Qualche segnale, però, pure è arrivato. Difatti, proprio l’altra sera, Trump ha chiesto all’Ucraina di scambiare i suoi giacimenti di terre rare in cambio degli aiuti Usa. Più che un do ut des si tratterebbe di una sorta di garanzia apposta a favore di Washington. Ma che non sarebbe ben vista dall’Europa che, dopo aver sostenuto lo sforzo bellico di Kiev (con annesse crisi energetiche, industriali ed economiche), rischierebbe di ritrovarsi con in mano un pugno di mosche alla fine della guerra con la Russia. Ciò, però, accade mentre alcuni partner Ue, come la Lituania, chiedono di investire di più in armi americane e mentre, dall’altra parte della barricata, l’ungherese Viktor Orban tira le orecchie ai “burocrati” Ue invitandoli a fare i conti con Trump e a strappare un “buon accordo”. In mezzo, praticamente, di tutto. C’è la Germania in clima elettorale. C’è la Francia in assetto da guerra, coi ministri del già traballante governo Bayrou (e sarebbe l’ennesimo esecutivo fibrillante da giugno scorso) che si dicono non disponibili a fare concessioni già prima di intavolare un negoziato. C’è l’Italia che, con il ministro Urso, ritiene necessario scongiurare “una guerra commerciale che sarebbe devastante per tutti” e pertanto crede che si debba riavviare “un dialogo transatlantico” sui temi scottanti dell’agenda politica ed economica.
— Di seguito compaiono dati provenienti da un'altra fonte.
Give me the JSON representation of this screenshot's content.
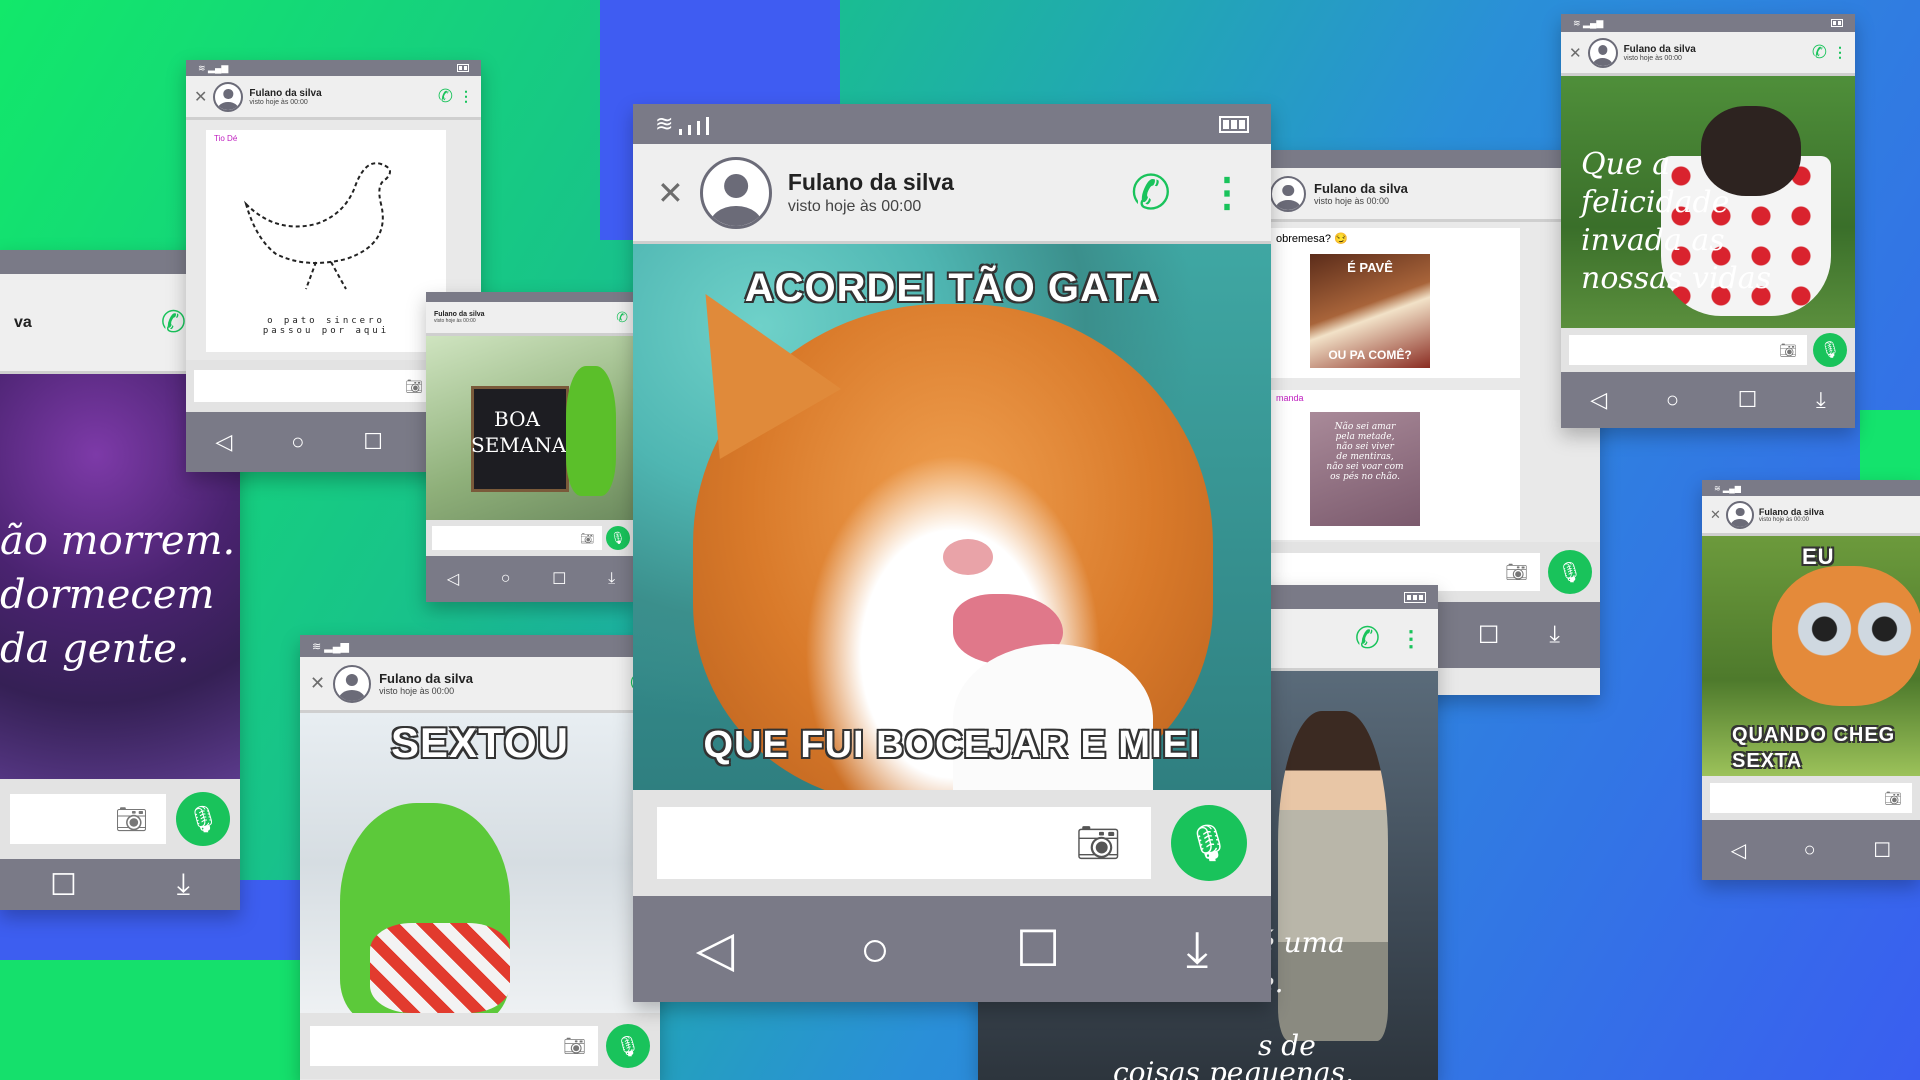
{
  "contact": {
    "name": "Fulano da silva",
    "seen": "visto hoje às 00:00"
  },
  "icons": [
    "close-icon",
    "avatar-icon",
    "phone-call-icon",
    "more-vert-icon",
    "camera-icon",
    "mic-icon",
    "wifi-icon",
    "signal-icon",
    "battery-icon",
    "back-icon",
    "home-icon",
    "recents-icon",
    "download-icon"
  ],
  "colors": {
    "accent": "#19c35b",
    "statusbar": "#7a7a87",
    "bg_green": "#12e86a",
    "bg_blue": "#3a5ef0"
  },
  "main_meme": {
    "top": "ACORDEI TÃO GATA",
    "bottom": "QUE FUI BOCEJAR E MIEI"
  },
  "kermit_meme": {
    "top": "SEXTOU"
  },
  "duck_card": {
    "sender": "Tio Dé",
    "caption": "o pato sincero\npassou por aqui"
  },
  "boa_semana": {
    "text": "BOA\nSEMANA"
  },
  "flower_quote": {
    "text": "ão morrem.\ndormecem\nda gente."
  },
  "dessert_chat": {
    "msg": "obremesa? 😏",
    "img_top": "É PAVÊ",
    "img_bottom": "OU PA COMÊ?",
    "sender2": "manda",
    "quote": "Não sei amar\npela metade,\nnão sei viver\nde mentiras,\nnão sei voar com\nos pés no chão."
  },
  "puppy_quote": {
    "text": "Que a\nfelicidade\ninvada as\nnossas vidas"
  },
  "cat_friday": {
    "top": "EU",
    "bottom": "QUANDO CHEG\nSEXTA"
  },
  "boy_quote": {
    "line1": "é uma",
    "line2": "e.",
    "line3": "s de",
    "line4": "coisas pequenas."
  }
}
C’è poi la povera Ursula von der Leyen che tenta una mediazione disperata, l’ennesima, nel pollaio Ue: “Siamo pronti per negoziati difficili – ha affermato ieri all’incontro cogli ambasciatori -, laddove necessario, e per trovare soluzioni ove possibile, per risolvere qualsiasi lamentela e gettare le basi per un partenariato più forte. Saremo aperti e pragmatici riguardo al modo in cui ottenerlo”. E non a tutti i costi, almeno a parole: “Ma renderemo altrettanto chiaro che proteggeremo sempre i nostri interessi, comunque e ogni volta che è necessario. Per la Ue la prima priorità è ora lavorare sulle numerose aree in cui convergono i nostri interessi. E c’è ancora la possibilità di fare molto di più, dalle catene di approvvigionamento critiche per le tecnologie emergenti”. Roberta Metsola, presidente dell’europarlamento, ha ricordato ai Paesi membri che “presi singolarmente siamo piccoli attori ma insieme siamo una forza con cui fare i conti”. Certe volte, quando si ha paura, non c’è niente di meglio che ripetersi le cose rassicuranti, come un mantra. Per quanto vuote di significato esse siano.